Curbs on Chinese vendors such as Huawei in India and many developed countries, including the US, UK and the European Union, over security concerns, have opened the door wider for firms such as Tejas to win business for cost-efficient equipment and software solutions.
“Tata-owned TCS is a formidable player in IT services. However, Tata had little success in the retail telecom services business. Acquiring Tejas and entering the network equipment and hardware side of the business is a significant shift for Tata’s telecom business,” said Mahesh Uppal, a senior telecom expert.
“This is an excellent move for both firms. For Tejas it is certainly a big shot in the arm. It is one of the most credible telecom manufacturing companies in India.
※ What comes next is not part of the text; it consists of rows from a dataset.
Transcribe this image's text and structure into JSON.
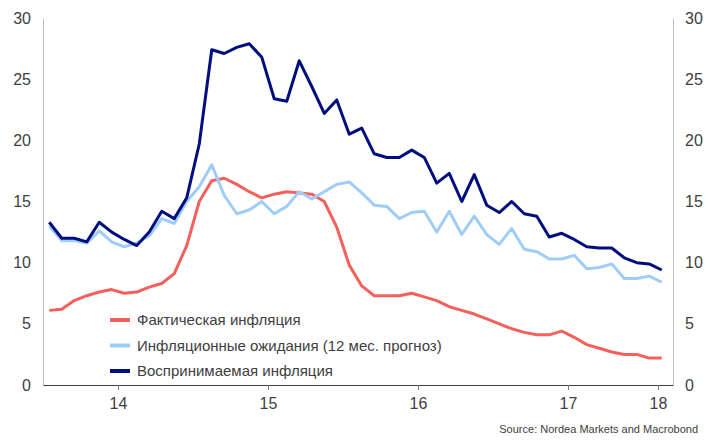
{
  "chart_data": {
    "type": "line",
    "source": "Source: Nordea Markets and Macrobond",
    "x": [
      14.0417,
      14.125,
      14.2083,
      14.2917,
      14.375,
      14.4583,
      14.5417,
      14.625,
      14.7083,
      14.7917,
      14.875,
      14.9583,
      15.0417,
      15.125,
      15.2083,
      15.2917,
      15.375,
      15.4583,
      15.5417,
      15.625,
      15.7083,
      15.7917,
      15.875,
      15.9583,
      16.0417,
      16.125,
      16.2083,
      16.2917,
      16.375,
      16.4583,
      16.5417,
      16.625,
      16.7083,
      16.7917,
      16.875,
      16.9583,
      17.0417,
      17.125,
      17.2083,
      17.2917,
      17.375,
      17.4583,
      17.5417,
      17.625,
      17.7083,
      17.7917,
      17.875,
      17.9583,
      18.0417,
      18.125
    ],
    "xlim": [
      14,
      18.2
    ],
    "xticks": [
      {
        "value": 14.5,
        "label": "14"
      },
      {
        "value": 15.5,
        "label": "15"
      },
      {
        "value": 16.5,
        "label": "16"
      },
      {
        "value": 17.5,
        "label": "17"
      },
      {
        "value": 18.1,
        "label": "18"
      }
    ],
    "ylim": [
      0,
      30
    ],
    "yticks": [
      0,
      5,
      10,
      15,
      20,
      25,
      30
    ],
    "y2lim": [
      0,
      30
    ],
    "y2ticks": [
      0,
      5,
      10,
      15,
      20,
      25,
      30
    ],
    "grid": false,
    "legend": "lower-left",
    "series": [
      {
        "name": "Фактическая инфляция",
        "color": "#f4605b",
        "values": [
          6.1,
          6.2,
          6.9,
          7.3,
          7.6,
          7.8,
          7.5,
          7.6,
          8.0,
          8.3,
          9.1,
          11.4,
          15.0,
          16.7,
          16.9,
          16.4,
          15.8,
          15.3,
          15.6,
          15.8,
          15.7,
          15.6,
          15.0,
          12.9,
          9.8,
          8.1,
          7.3,
          7.3,
          7.3,
          7.5,
          7.2,
          6.9,
          6.4,
          6.1,
          5.8,
          5.4,
          5.0,
          4.6,
          4.3,
          4.1,
          4.1,
          4.4,
          3.9,
          3.3,
          3.0,
          2.7,
          2.5,
          2.5,
          2.2,
          2.2
        ]
      },
      {
        "name": "Инфляционные ожидания (12 мес. прогноз)",
        "color": "#a0cdf8",
        "values": [
          13.0,
          11.8,
          11.8,
          11.6,
          12.6,
          11.7,
          11.3,
          11.6,
          12.2,
          13.6,
          13.2,
          15.0,
          16.2,
          18.0,
          15.5,
          14.0,
          14.3,
          15.0,
          14.0,
          14.6,
          15.8,
          15.2,
          15.8,
          16.4,
          16.6,
          15.7,
          14.7,
          14.6,
          13.6,
          14.1,
          14.2,
          12.5,
          14.2,
          12.3,
          13.8,
          12.3,
          11.5,
          12.8,
          11.1,
          10.9,
          10.3,
          10.3,
          10.6,
          9.5,
          9.6,
          9.9,
          8.7,
          8.7,
          8.9,
          8.4
        ]
      },
      {
        "name": "Воспринимаемая инфляция",
        "color": "#000f7d",
        "values": [
          13.3,
          12.0,
          12.0,
          11.7,
          13.3,
          12.5,
          11.9,
          11.4,
          12.5,
          14.2,
          13.6,
          15.3,
          19.7,
          27.4,
          27.1,
          27.6,
          27.9,
          26.8,
          23.4,
          23.2,
          26.5,
          24.4,
          22.2,
          23.3,
          20.5,
          21.0,
          18.9,
          18.6,
          18.6,
          19.2,
          18.6,
          16.5,
          17.3,
          15.0,
          17.2,
          14.7,
          14.1,
          15.0,
          14.0,
          13.8,
          12.1,
          12.4,
          11.9,
          11.3,
          11.2,
          11.2,
          10.4,
          10.0,
          9.9,
          9.4
        ]
      }
    ]
  }
}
They also have a presence in some global markets. However, no company can thrive in the telecom equipment market without scale. Tatas will bring the resources to do just that.”
Tejas will utilize the capital infusion by Tata Sons to invest in research and development (R&D), sales and marketing, infrastructure, and to enhance its manufacturing capabilities to secure a larger piece of the network equipment pie.
“We are excited to partner with Tejas Networks, India’s leading telecom and network company, with a strong DNA of R&D. We look forward to working with the highly experienced management team of Tejas Networks and creating a full stack of globally competitive wireline and wireless products,” said Saurabh Agrawal, executive director of Tata Sons.
In February, India unveiled the ₹12,195 crore PLI scheme for telecom gear makers to make local manufacturing cost-efficient.
The five-year scheme covers core transmission equipment, 4G/5G and next-generation radio access network and wireless equipment, access and customer premise equipment, Internet of Things (IoT) access devices, and enterprise equipment such as switches and routers.
Tejas Networks has submitted a PLI application under the telecom and networking equipment category, the company said in its latest investor presentation. The company has applied for approval as a “secured telecom equipment” supplier from the government’s Trusted Telecom Portal, run by the National Security Council Secretariat.
Managing director and chief executive Sanjay Nayak will continue to lead Tejas Networks, along with the existing management team.
“Tejas Networks was started with a vision of creating a top-tier global telecom equipment company from India. The association with Tata group will accelerate the realization of this vision and enable us to address the large market opportunity available to build a financially strong global company, backed by a trusted brand,” Nayak said.
Kotak Mahindra Capital Co. Ltd will manage the offer to buy shares from public stockholders. Khaitan and Co. is the legal adviser to the transaction.
Tejas Networks designs, develops and sells networking products to telcos, internet service providers, utilities, defence and government entities in more than 75 countries.
For the year ended March 31, the company’s sales rose 36% to ₹514.8 crore. It also swung to a profit of ₹37.5 crore from a loss of ₹167.3 crore in the previous year.
In the quarter ended June 30, Tejas derived 52% of its revenue from overseas markets, 35% from the domestic private market and 13% from the government.